Ableism: The Causes and Consequences of Disability Prejudice
About the book
Ableism, prejudice against disabled people stereotyped as incompetent and dependent, can elicit a range of reactions that include fear, contempt, pity, and inspiration. Current literature— often narrowly focused on a specific aspect of the subject or limited in scope to psychoanalytic tradition—fails to examine the many origins and manifestations of ableism. Filling a significant gap in the field, Ableism: The Causes and Consequences of Disability Prejudice is the first work to synthesize classic and contemporary studies on the evolutionary, ideological, and cognitive-emotional sources of ableism.
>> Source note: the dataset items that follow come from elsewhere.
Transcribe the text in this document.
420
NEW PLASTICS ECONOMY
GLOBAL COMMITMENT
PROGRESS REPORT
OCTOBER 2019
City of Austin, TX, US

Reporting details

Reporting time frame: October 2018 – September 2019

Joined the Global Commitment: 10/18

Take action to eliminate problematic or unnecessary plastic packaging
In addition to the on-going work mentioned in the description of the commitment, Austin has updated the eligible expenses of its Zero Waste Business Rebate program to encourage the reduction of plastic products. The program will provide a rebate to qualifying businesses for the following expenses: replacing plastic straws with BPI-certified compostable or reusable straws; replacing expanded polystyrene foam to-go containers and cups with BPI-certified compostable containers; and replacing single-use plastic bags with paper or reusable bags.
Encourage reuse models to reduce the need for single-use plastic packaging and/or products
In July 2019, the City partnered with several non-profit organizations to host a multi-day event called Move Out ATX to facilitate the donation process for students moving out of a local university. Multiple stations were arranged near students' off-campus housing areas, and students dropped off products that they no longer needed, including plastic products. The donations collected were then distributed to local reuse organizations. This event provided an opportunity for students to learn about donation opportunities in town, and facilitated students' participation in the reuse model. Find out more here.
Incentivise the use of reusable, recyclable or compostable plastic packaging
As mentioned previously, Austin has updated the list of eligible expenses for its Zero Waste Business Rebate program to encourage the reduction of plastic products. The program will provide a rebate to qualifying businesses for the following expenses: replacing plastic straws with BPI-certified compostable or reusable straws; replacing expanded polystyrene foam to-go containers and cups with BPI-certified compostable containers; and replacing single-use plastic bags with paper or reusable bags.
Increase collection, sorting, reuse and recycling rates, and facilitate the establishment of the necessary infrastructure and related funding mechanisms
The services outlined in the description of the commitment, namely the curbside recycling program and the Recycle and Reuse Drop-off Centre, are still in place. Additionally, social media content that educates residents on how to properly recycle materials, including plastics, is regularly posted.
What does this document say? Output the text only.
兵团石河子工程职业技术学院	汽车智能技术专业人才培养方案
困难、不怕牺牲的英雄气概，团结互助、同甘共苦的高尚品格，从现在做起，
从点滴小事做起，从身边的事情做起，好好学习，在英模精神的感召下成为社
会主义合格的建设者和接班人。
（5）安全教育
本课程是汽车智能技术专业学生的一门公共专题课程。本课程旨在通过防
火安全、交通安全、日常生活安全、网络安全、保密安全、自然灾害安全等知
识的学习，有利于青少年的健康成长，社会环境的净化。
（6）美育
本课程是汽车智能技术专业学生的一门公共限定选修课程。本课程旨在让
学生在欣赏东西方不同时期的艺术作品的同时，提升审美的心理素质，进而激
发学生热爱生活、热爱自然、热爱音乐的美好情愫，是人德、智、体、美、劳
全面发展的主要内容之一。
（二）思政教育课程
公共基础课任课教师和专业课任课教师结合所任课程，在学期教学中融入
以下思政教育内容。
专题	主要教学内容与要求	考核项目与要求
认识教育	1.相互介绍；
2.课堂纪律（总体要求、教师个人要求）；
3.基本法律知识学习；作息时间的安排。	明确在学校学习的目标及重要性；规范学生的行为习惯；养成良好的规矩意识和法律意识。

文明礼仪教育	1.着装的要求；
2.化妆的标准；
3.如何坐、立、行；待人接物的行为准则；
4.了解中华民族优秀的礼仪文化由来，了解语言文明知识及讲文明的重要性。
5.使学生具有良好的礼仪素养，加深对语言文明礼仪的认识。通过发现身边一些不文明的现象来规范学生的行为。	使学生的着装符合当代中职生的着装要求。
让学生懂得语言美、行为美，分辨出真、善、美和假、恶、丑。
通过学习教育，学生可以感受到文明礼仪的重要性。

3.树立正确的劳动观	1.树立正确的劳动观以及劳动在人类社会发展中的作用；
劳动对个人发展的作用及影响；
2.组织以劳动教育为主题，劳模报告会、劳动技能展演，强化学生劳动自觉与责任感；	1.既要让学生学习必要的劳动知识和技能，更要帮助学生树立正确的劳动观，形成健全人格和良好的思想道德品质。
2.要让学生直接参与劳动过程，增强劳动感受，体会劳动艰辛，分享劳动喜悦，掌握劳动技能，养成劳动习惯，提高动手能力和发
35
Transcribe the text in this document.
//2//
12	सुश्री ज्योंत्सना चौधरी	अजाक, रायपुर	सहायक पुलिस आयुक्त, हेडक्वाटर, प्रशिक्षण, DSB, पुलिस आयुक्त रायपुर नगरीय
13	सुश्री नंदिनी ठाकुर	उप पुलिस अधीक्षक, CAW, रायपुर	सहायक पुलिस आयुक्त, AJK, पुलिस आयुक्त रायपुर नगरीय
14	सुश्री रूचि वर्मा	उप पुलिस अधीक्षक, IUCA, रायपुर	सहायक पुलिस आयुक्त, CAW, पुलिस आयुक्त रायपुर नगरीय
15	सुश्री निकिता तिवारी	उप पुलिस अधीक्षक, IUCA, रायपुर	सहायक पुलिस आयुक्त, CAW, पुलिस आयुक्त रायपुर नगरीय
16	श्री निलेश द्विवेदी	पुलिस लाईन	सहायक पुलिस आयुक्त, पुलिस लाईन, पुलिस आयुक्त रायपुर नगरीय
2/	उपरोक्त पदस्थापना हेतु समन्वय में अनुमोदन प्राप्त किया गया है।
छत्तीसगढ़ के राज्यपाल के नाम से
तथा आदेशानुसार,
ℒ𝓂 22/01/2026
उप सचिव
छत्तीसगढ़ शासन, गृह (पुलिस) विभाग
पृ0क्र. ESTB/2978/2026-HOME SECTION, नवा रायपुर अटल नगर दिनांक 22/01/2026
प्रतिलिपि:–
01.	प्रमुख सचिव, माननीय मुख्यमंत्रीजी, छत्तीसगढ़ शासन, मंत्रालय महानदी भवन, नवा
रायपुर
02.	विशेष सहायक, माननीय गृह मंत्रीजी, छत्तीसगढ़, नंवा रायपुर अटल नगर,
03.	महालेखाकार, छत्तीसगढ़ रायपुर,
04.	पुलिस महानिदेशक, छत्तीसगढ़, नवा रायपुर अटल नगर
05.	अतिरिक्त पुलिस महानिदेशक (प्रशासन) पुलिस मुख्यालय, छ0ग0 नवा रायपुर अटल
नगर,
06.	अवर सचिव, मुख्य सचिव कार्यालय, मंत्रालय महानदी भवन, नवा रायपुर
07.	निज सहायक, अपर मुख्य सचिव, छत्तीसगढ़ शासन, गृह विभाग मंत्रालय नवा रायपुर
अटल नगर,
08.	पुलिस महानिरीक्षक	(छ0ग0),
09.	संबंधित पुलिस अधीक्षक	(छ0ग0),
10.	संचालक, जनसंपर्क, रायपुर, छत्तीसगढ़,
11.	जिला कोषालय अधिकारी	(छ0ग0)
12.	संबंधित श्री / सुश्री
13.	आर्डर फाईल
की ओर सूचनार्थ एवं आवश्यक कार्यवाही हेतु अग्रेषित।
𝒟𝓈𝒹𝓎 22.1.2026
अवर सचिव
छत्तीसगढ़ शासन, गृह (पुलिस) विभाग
This comprehensive volume examines new manifestations of ableism, summarizes the state of research on disability prejudice, and explores real-world personal accounts and interventions to illustrate the various forms and impacts of ableism.
Table of contents
1. Introduction: Defining Ableism
2. The Evolutionary and Existential Origins of Ableism
3. Justifying Ableism: Ideologies and Language
4. Cultural and Impairment-Specific Stereotypes
5. Hostile, Ambivalent, and Paternalistic Attitudes and Interactions
6. Contending with Ableism from Internalized Ableism to Collective Action
7. Interventions to Reduce Prejudice
8. Social Change via Collective Action and Advocacy for Disability Rights
Michelle R. Nario-Redmond is a Professor of Psychology at Hiram College, specializing in stereotyping, prejudice, and disability studies. She earned her Ph.D. in Social Psychology from the University of Kansas, and her research focuses on group identification and political advocacy; strategies of responding to prejudice; and the unintended consequences of simulating disability. A member of the Society for the Psychological Study of Social Issues and the Society of Disability Studies, Michelle is passionate about social justice, inclusive pedagogy, Universal-Design, icreasing access to higher education. She enjoys collaborating with students and presenting with her daughter on disability arts and culture.